Westliche Aktivisten bleiben in Geburtskirche
Noch rund ein Dutzend Pazifisten, die sich vor gut einer Woche Zugang zu dem Gebäudekomplex verschafft hatten, befinden sich im Inneren der Kirche. Offenbar hätten sie Angst vor einer Festnahme, da sie widerrechtlich in militärisches Sperrgebiet eingedrungen seien, so ein Militärsprecher.
Nach Armeeangaben verhindern die Mitglieder einer pro-palästinensischen Solidaritätsbewegung mit ihrer Weigerung zur Zeit den Abzug der Israelis aus Bethlehem. Sie hatten Anfang Mai Lebensmittel in die von der israelischen Armee belagerte Kirche gebracht.
Spannung bis zuletzt
Das Tauziehen um eine Lösung für die besetzte und belagerte Geburtsbasilika hatte bis zuletzt gedauert. Bereits in der Nacht zum Donnerstag schien eine Lösung zunächst in greifbare Nähe gerückt. Drei Autobusse standen schon auf dem Krippenplatz bereit, um nach einer Identifizierung 84 Zivilisten in Freiheit zu bringen und 26 palästinensische Militärs in den Gaza-Streifen zu fahren; die 13 als Terroristen gesuchten Palästinenser sollten zunächst in der Kirche bleiben. Warum die Aktion abgebrochen wurde, erläuterte aus Bethlehem Franziskaner-Kustos P. Giovanni Battistelli so: "Das Problem war, dass die Israelis, die zunächst einverstanden waren, nicht wollten, dass ein englischer Beobachter mit den 13 'Terroristen' in der Basilika bleibt. Und auch nicht, dass die Waffen solange mit in der Basilika verbleiben. Das waren die beiden Problempunkte, obwohl sie zuvor schon geklärt waren".

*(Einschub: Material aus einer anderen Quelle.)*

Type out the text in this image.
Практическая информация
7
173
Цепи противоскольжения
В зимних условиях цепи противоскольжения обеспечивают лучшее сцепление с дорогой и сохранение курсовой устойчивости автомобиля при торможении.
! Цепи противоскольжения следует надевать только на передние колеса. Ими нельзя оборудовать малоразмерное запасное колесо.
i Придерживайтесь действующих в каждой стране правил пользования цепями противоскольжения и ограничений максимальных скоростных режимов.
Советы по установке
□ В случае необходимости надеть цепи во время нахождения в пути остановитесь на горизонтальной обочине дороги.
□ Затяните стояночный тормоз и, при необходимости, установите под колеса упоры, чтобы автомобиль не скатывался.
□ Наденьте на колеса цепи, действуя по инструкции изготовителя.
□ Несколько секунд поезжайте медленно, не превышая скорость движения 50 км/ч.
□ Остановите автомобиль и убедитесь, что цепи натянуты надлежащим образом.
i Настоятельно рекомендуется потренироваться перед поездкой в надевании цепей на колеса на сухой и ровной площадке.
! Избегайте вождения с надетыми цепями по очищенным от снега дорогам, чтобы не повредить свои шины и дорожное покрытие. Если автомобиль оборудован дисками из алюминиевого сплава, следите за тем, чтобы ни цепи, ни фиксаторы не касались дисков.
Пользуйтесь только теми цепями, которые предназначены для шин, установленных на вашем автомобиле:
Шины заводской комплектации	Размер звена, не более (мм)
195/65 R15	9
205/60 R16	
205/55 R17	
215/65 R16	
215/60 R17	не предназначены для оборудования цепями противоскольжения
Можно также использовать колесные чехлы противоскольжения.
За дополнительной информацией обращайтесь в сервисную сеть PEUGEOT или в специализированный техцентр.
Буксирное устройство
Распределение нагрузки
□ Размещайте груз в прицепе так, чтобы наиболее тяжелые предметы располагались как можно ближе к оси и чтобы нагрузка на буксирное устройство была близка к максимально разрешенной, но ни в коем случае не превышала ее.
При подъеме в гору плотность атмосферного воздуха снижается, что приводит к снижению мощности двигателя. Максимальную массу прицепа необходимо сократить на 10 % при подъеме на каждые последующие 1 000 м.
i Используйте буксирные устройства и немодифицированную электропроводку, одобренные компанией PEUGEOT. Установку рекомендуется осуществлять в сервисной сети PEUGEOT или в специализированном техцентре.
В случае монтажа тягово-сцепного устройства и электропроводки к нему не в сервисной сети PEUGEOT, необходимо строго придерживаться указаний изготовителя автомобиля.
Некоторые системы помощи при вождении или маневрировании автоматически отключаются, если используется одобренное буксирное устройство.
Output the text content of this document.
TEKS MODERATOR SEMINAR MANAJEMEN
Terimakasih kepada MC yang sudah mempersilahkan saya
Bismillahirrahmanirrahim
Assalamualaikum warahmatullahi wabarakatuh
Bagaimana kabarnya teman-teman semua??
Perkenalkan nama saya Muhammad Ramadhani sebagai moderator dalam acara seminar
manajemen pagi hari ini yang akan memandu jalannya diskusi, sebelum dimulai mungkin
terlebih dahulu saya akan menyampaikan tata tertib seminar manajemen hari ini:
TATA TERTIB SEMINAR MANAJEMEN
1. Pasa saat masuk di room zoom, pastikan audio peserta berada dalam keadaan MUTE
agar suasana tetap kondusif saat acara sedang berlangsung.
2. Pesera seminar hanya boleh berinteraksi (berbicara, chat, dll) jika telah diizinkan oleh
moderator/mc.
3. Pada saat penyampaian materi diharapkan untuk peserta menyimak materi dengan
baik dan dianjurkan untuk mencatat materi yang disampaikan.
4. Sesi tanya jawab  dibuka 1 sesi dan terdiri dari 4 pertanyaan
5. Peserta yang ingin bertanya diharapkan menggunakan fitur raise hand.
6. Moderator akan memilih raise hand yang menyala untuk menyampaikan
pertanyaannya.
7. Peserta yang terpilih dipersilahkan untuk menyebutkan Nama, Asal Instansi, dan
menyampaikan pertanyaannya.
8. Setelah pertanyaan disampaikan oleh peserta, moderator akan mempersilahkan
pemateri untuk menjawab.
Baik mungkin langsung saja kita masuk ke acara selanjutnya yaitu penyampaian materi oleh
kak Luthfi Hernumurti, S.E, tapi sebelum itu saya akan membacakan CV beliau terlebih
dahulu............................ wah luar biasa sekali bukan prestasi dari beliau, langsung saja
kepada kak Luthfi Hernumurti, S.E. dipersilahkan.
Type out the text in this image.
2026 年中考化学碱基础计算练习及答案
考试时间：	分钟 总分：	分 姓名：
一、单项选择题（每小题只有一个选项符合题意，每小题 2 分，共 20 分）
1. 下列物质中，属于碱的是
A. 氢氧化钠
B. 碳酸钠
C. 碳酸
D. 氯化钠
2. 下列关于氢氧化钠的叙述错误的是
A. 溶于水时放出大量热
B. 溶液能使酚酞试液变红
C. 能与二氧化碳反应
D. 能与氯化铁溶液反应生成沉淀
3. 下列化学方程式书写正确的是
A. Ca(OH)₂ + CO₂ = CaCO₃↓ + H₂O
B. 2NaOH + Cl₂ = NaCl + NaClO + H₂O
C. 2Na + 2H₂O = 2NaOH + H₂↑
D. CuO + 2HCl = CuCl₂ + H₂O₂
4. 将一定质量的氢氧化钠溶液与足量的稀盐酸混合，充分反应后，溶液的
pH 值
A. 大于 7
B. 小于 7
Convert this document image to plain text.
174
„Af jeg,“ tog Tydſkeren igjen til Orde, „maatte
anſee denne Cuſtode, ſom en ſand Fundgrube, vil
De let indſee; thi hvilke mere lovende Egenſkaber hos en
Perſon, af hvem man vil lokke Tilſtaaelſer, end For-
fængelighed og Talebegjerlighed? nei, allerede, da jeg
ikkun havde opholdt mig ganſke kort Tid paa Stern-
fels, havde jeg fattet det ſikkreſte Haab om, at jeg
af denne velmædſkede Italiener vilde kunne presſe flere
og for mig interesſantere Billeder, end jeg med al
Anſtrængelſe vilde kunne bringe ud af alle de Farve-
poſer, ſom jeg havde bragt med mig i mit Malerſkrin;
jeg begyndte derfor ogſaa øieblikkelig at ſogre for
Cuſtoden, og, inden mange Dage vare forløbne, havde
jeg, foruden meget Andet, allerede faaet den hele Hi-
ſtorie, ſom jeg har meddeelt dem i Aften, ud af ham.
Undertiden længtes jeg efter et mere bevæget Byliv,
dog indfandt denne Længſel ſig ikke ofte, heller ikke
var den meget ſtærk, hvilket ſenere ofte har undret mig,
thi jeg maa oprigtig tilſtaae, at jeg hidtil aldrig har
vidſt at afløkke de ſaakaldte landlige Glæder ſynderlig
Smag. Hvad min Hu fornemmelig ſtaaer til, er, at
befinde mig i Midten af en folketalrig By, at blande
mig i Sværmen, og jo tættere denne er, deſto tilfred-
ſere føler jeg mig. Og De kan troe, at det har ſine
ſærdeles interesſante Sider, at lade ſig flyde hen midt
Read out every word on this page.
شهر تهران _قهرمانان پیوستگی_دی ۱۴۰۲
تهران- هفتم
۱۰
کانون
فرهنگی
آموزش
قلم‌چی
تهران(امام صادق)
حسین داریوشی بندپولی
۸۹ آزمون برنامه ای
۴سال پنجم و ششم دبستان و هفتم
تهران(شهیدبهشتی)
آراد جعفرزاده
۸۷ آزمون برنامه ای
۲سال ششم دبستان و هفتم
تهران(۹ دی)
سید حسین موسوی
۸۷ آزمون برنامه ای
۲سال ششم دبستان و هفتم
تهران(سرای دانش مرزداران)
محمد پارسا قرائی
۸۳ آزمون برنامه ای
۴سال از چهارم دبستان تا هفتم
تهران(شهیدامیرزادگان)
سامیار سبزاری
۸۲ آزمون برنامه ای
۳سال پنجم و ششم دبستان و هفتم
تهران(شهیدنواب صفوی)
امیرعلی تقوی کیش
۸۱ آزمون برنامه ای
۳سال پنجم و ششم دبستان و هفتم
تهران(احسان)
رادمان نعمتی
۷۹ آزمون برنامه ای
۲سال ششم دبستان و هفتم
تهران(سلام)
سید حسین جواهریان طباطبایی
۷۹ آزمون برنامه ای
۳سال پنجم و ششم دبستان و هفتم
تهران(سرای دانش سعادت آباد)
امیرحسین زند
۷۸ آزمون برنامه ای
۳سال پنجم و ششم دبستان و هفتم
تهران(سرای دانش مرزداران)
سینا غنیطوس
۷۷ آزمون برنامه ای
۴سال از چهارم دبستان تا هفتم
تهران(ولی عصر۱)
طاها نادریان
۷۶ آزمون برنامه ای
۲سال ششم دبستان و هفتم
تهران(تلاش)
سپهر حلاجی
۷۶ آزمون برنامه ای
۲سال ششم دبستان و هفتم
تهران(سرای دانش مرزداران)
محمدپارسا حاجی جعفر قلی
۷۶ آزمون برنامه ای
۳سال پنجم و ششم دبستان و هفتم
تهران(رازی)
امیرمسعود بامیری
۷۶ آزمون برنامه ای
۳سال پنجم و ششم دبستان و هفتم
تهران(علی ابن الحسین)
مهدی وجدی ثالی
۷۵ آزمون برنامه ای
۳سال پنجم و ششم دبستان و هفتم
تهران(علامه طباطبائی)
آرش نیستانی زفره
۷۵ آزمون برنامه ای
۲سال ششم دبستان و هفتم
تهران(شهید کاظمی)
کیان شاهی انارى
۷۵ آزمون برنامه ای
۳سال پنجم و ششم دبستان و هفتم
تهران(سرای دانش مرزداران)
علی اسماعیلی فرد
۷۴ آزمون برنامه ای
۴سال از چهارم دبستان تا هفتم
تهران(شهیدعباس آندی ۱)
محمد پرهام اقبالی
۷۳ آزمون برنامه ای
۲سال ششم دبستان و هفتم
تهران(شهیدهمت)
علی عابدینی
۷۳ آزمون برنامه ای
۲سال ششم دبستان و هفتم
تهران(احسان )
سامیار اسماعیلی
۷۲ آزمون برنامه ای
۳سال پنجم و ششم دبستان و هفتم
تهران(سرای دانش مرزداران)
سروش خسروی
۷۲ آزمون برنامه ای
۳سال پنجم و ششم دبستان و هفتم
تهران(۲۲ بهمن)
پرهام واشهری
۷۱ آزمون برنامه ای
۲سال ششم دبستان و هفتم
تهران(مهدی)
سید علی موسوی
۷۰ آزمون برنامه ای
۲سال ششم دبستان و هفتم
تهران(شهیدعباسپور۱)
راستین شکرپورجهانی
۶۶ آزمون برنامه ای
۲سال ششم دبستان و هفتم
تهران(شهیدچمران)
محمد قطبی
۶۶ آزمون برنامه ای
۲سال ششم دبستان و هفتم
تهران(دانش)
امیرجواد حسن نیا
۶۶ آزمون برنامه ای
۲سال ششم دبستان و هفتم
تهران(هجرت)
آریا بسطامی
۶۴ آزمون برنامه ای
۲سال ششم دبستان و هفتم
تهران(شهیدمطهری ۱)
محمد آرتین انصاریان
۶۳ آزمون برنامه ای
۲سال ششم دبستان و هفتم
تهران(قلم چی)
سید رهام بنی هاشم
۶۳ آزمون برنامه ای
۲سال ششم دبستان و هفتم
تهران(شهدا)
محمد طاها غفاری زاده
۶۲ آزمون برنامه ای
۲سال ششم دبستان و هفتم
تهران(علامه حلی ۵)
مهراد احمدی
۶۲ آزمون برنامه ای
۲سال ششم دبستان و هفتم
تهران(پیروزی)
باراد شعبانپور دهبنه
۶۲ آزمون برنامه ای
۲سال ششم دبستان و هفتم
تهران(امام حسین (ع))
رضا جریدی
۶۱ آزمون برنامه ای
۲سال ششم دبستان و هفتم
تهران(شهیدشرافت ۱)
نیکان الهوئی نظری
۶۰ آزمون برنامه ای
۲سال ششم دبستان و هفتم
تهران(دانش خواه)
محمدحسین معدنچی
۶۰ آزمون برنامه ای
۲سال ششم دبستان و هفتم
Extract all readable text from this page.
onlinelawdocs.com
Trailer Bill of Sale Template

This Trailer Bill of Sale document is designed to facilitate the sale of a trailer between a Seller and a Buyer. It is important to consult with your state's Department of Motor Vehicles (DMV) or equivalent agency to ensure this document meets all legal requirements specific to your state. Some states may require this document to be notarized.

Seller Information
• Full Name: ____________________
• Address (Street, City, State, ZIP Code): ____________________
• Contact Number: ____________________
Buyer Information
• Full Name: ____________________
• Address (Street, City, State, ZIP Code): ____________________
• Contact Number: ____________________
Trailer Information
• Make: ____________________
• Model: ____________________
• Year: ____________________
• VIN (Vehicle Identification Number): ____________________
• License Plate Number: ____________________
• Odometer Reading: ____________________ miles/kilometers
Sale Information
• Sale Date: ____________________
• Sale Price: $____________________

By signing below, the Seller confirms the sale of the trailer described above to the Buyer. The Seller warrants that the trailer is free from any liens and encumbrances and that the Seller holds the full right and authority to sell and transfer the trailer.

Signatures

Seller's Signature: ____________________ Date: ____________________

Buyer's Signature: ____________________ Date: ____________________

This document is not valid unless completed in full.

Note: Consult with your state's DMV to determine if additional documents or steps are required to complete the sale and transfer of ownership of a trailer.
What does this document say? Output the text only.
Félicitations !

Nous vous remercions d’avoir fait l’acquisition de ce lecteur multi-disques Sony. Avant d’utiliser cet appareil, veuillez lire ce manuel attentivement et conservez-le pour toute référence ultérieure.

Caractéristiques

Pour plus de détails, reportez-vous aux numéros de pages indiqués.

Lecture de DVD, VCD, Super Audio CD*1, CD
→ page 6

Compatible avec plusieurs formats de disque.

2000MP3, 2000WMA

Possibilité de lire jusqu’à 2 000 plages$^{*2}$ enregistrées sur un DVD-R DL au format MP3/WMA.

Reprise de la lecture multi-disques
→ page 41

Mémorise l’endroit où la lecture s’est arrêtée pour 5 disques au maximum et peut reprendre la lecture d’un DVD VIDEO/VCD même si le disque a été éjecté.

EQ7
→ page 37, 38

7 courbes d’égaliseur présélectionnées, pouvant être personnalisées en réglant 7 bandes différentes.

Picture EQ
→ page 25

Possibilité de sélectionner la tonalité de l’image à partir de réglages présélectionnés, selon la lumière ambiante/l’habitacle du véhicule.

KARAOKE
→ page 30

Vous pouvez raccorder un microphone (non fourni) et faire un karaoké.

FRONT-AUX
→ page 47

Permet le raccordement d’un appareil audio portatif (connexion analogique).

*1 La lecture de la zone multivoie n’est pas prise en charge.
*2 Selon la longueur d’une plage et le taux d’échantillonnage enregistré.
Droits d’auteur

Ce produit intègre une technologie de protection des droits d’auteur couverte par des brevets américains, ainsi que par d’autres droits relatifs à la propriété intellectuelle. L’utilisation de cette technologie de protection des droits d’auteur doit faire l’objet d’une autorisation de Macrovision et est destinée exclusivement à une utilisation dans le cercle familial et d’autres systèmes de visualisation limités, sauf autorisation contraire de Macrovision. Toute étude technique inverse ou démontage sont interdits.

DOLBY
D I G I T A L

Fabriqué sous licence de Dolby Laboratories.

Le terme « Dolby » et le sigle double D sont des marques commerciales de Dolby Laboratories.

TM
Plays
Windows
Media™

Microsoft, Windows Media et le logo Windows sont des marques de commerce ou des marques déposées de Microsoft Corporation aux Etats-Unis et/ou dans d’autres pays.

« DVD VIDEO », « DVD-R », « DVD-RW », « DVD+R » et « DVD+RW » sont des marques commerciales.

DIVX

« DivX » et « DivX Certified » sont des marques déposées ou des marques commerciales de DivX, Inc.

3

Darüber hinaus blieb bis zuletzt die Frage der Aufnahmeländer für die 13 des Terrorismus Beschuldigten. "Italien darf mit dem Problem der Aufnahme nicht allein lassen gelassen werden", meinte dazu Kardinal Roger Etchegaray, der im Auftrag des Papstes im Heiligen Land gewesen war. Etchegaray rief alle EU-Länder dazu auf, sich der Verantwortung solidarisch zu stellen. Die diskreten vatikanischen Bemühungen dürften dann auch den Ausschlag gegeben haben.
Auch Pazifisten verließen Geburtskirche
Auch die internationale Pazifistengruppe hat die Geburtskirche von Bethlehem am Freitagmittag verlassen. Wie der israelische Rundfunk berichtete, sind die die zehn pro-palästinensischen Aktivisten nach Israel gebracht worden. Dort würden rechtliche Schritte gegen sie eingeleitet, weil sie sich vor rund einer Woche durch militärisches Sperrgebiet in die Geburtskirche durchgeschlagen hatten.
Die Armee berichtete weiter, amerikanische Experten und israelische Soldaten hätten bei der Untersuchung der 39 Tage lang belagerten Geburtskirche Minen gefunden. Sie seien dabei, sie zu entschärfen.
Unterdessen begrüßte US-Präsident George W. Bush das Ende der Belagerung. Die Lösung der Krise bedeute einen ersten Schritt hin zu einer Wiederaufnahme des Friedensprozesses, erklärte er in Washington. Nach Griechenland signalisierte am Freitag auch die portugiesische Regierung, sie wolle zumindest einen der 13 Palästinenser aufnehmen, die nach dem Ende der Belagerung der Geburtskirche nach Zypern ausgeflogen worden waren.